I weep, but not because I have reason to cry.
I'm lost, but not because you can't find me.
I'm lonely, but not because you've ever left me.
With no reason for my tears,
with no cause for my aching heart,
how do I come before you
and ask you to change things?
Make me to know your ways, God. I'm not asking to be told what you're going to do, just remind me once again that you are completely perfect and everything you do will turn out for the very best. Remind me once again that no matter how many pains we take on our journey there, eternity is a long time to heal our hurts (thanks, Seth).

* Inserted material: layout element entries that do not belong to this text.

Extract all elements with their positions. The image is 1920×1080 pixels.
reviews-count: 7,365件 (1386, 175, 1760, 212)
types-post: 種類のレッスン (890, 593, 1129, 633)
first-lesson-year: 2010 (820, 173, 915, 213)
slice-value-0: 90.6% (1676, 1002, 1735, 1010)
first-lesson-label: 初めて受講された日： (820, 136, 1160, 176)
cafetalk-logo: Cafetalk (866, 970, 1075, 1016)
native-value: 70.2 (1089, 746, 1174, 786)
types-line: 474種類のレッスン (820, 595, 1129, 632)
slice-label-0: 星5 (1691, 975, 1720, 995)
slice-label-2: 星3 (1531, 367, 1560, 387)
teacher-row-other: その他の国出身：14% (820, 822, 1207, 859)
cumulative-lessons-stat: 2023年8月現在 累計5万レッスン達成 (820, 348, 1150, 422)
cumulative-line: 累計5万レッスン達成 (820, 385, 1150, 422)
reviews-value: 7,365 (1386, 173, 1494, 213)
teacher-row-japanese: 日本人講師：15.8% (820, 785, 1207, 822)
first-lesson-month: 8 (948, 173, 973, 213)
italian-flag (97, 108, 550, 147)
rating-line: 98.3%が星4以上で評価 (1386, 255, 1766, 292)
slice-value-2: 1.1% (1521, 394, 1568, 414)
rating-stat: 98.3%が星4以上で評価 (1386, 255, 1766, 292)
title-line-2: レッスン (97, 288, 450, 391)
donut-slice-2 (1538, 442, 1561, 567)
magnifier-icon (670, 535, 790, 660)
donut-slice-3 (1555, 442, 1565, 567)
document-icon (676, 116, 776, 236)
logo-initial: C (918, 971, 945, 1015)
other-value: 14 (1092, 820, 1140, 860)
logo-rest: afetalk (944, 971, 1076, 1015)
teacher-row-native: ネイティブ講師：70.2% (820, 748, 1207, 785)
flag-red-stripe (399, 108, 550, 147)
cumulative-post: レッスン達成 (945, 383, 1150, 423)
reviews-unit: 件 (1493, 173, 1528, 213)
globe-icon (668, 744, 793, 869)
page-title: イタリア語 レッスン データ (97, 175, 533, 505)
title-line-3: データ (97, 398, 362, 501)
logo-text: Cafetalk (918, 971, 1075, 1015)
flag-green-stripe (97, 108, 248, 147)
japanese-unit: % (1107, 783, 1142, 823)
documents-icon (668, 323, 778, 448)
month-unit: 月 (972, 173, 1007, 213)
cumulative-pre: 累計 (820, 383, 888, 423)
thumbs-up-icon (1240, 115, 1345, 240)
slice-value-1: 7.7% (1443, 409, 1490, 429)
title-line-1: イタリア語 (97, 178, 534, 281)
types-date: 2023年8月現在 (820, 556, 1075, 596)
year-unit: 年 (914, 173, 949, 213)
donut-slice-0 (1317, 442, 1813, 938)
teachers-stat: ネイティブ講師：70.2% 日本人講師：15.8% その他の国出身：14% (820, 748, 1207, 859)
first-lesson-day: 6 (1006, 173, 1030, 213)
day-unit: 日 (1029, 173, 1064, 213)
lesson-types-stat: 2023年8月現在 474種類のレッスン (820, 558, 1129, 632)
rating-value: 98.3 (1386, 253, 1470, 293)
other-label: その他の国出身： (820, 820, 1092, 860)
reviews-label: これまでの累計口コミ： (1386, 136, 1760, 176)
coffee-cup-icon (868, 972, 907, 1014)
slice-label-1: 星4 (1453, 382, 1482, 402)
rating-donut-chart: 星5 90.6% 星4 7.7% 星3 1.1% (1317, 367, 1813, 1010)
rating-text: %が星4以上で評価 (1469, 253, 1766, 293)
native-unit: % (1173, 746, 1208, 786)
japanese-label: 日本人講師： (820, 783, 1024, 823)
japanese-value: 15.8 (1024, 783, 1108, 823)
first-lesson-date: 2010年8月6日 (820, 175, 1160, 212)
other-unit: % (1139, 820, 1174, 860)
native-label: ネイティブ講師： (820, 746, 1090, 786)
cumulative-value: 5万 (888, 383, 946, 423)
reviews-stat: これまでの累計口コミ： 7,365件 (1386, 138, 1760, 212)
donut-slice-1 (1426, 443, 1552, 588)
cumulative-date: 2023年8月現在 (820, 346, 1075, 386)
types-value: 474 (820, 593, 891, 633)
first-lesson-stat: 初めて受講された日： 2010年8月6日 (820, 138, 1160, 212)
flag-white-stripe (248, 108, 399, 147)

I am so blessed. So incredibly blessed. And so, in spite of how much my heart hurts, in spite of my desire to just go and be with you and away from everything right now, I am still peacefully content. Because you are love. When I am embraced by love itself, and when I stop to think about that, it changes everything. And I realize that with that hope, I can survive the roughest storm.
As I write, my desire's changing. I no longer feel the need to ask God to take my tears away. I suddenly have an intense desire just to be with Jesus. To see him smile, his brightness breaking into pieces every shadow lurking in my heart. To hear him laugh, that lovely burst of sound shattering all fears that crowd me. To hold his hand, that grasp of comfort and stability, encompassing my soul, silencing the shoutings of my head, as I look into his eyes. Those eyes, that must be beautiful beyond every measure, with strength and compassion combined into one. And when he takes me in his arms, I'll lose sight of everything around me, knowing only that I could never stop falling in love with him. He is beyond wonderful. He's more than everything I can wish or imagine. And my strongest desire right now is to be with him.
As is always my prayer, God, just hold me close now.